In an accompanying editorial, Jacob Kaufman, MD, of Duke University, and Thomas Stinchcombe, MD, of the Duke Cancer Institute, both in Durham, N.C., said, "This trial had a compelling preclinical rationale, because MEK signaling is downstream from KRAS, and selumetinib demonstrated activity in KRAS-mutant NSCLC xenograft models."
"The oncology community will be left seeking an explanation for these nonsignificant trial results and wondering what next investigational path should be pursued in this population. One possibility is that clinical benefit may only occur in a subset of tumors that exhibits a favorable genetic or signaling environment," they suggested.
The study included 510 patients with locally advanced or metastatic NSCLC (stage IIIB-IV) who had failed one previous line of therapy. All patients had a centrally confirmed KRAS-mutant tumor and at least 1 lesion suitable for measuring. Their mean age was 61 and 41% were women.
The patients were randomized 1:1 to receive either selumetinib-docetaxel or docetaxel-placebo. The median duration of treatment was 74 days in the combination group and 85 days in the docetaxel-placebo group. The median number of treatment cycles was 4 for both groups.

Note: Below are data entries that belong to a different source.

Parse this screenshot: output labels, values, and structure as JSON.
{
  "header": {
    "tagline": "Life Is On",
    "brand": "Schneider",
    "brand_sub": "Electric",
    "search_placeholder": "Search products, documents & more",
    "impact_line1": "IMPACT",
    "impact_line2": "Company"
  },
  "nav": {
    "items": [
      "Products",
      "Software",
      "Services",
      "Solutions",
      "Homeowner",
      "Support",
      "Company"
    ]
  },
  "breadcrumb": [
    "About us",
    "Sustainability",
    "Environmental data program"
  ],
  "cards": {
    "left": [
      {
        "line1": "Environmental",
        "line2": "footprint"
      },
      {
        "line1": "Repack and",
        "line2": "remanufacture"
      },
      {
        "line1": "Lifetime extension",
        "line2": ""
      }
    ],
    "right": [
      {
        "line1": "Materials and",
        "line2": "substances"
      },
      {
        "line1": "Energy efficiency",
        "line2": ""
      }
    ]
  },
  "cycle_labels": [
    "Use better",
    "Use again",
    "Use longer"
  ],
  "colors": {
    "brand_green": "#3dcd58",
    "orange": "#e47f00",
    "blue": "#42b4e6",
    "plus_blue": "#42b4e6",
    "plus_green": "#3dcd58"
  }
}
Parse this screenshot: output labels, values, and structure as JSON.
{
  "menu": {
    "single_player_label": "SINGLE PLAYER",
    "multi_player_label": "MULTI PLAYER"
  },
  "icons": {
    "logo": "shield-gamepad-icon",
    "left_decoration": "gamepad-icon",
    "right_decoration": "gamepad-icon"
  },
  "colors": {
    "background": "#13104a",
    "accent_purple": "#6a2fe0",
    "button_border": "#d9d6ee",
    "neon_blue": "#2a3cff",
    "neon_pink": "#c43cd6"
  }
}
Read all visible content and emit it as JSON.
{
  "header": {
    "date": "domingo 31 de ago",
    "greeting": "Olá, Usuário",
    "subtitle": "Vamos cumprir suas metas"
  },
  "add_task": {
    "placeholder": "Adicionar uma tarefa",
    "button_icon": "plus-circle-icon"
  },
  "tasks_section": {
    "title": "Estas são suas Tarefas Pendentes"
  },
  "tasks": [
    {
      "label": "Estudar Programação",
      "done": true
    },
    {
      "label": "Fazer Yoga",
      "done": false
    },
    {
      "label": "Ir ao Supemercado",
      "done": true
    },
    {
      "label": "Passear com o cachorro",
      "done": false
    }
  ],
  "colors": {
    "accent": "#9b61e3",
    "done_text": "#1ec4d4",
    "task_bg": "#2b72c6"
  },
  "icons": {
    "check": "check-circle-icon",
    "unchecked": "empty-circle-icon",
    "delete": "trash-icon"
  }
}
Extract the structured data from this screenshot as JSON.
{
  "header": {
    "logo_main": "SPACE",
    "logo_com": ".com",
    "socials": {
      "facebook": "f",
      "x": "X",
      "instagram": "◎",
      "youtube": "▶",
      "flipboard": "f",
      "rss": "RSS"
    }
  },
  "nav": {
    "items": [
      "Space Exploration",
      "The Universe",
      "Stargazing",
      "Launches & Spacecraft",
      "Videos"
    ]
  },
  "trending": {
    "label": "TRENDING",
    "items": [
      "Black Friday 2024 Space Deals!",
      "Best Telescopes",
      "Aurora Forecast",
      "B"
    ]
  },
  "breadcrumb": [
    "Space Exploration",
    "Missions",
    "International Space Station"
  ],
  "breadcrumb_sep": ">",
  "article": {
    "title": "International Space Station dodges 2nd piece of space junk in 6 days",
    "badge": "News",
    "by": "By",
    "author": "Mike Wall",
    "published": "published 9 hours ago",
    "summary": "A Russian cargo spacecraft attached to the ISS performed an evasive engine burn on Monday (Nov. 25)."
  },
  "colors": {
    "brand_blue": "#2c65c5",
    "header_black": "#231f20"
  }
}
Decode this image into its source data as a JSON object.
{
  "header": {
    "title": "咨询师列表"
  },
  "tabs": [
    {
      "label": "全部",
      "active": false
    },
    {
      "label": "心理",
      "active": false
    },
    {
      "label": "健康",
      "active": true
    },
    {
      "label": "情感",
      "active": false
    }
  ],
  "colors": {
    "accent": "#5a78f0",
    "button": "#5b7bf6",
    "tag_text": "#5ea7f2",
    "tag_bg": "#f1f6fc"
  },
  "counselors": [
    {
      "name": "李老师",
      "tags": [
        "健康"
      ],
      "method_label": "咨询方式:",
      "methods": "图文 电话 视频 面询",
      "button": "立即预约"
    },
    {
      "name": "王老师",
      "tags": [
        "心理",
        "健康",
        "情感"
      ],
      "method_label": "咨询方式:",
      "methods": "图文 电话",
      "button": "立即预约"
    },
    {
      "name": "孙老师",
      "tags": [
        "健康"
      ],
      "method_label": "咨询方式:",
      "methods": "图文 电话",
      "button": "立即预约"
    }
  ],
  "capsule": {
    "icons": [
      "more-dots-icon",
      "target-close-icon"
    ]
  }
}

Tumors were evaluated by CT or MRI at baseline, and every 6 weeks thereafter. Patients were followed for survival every 8 weeks after treatment. The study's primary endpoint was PFS, with secondary endpoints of OS and ORR.
At the end of the study period, 447 patients (88%) had experienced a progression event, specifically 218 (86%) in the combination group and 229 (89%) in the placebo=docetaxel group. When the investigators analyzed the results by KRAS mutation subtypes, they found no differences in PFS.
In terms of study limitations, "Although the present trial was a randomized study, and hence should lead to a minimization of any imbalances, it is possible that differences in the distribution of concomitant genomic alterations, alongside KRAS mutations, contribute to the findings and to the differences observed between the phase 2 and phase 3 trials," the authors wrote.
"The approach of using molecular testing and treating with a corresponding targeted therapy has ushered advances in the treatment of NSCLC as well as other cancers," Kaufman and Stinchcombe said. "Molecular testing has helped identify the patients most and least likely to benefit from therapy and accelerated the speed of drug development.
"However, progress appears to be slowing," they noted. "This is in part because many of the remaining molecular alterations susceptible to targeted therapies have lower prevalence, which makes identification and performing trials challenging."
The study was funded by AstraZeneca. Some co-authors were company employees.
Jänne disclosed relevant relationships with Boehringer-Ingelheim, Pfizer, Ariad Pharmaceuticals, Genentech/Roche, Chugai, Merrimack, Ignyta, LOXO Oncology, and ACEA Biosciences. Co-authors disclosed multiple relevant relationships with industry.
Kaufman and Stinchcombe disclosed no relevant relationships with industry.